Abstract

Na+ and water retention, and extracellular fluid (ECF) volume expansion, leading to formation of edema and ascites are the most common clinical findings in patients with severe liver disease. The initiating process for these clinical manifestations is hepatic cell death. Pathologically, in cirrhosis, the liver is characterized by fibrosis and nodular regeneration. Liver function tests (aminotransferases, bilirubin, alkaline phosphatase) are abnormal. Similar to congestive heart failure (CHF), retention of Na+ and water occurs in cirrhosis as a result of activation of salt and water-retaining mechanisms rather than intrinsic abnormalities of the kidney. As in CHF, there is a decrease in effective arterial blood volume (EABV) due to arterial vasodilation in the splanchnic circulation prior to edema formation.
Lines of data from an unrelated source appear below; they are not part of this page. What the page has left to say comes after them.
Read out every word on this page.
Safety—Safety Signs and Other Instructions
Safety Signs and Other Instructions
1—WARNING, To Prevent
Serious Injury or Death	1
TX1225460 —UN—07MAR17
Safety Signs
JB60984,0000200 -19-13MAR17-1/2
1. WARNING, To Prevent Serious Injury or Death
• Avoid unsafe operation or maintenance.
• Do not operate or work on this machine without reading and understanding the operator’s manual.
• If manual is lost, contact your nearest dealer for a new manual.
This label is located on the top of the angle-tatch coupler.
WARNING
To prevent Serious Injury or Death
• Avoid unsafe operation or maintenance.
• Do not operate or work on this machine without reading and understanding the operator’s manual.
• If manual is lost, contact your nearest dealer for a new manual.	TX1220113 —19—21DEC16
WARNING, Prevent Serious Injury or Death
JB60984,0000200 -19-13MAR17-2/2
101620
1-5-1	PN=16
This decrease in EABV, in turn, activates the neurohumoral vasoconstrictors and antidiuretic hormone (ADH) release. As a result, Na+ reabsorption is increased in the proximal and distal tubules. Water reabsorption is promoted by ADH. Resistance to atrial natriuretic peptide (ANP) also seems to contribute to Na+ retention. When these mechanisms persist despite adequate plasma volume, alterations in Starling forces promote edema formation. The mediators of the splanchnic vasodilation seem to be nitric oxide, endotoxin, and prostaglandins.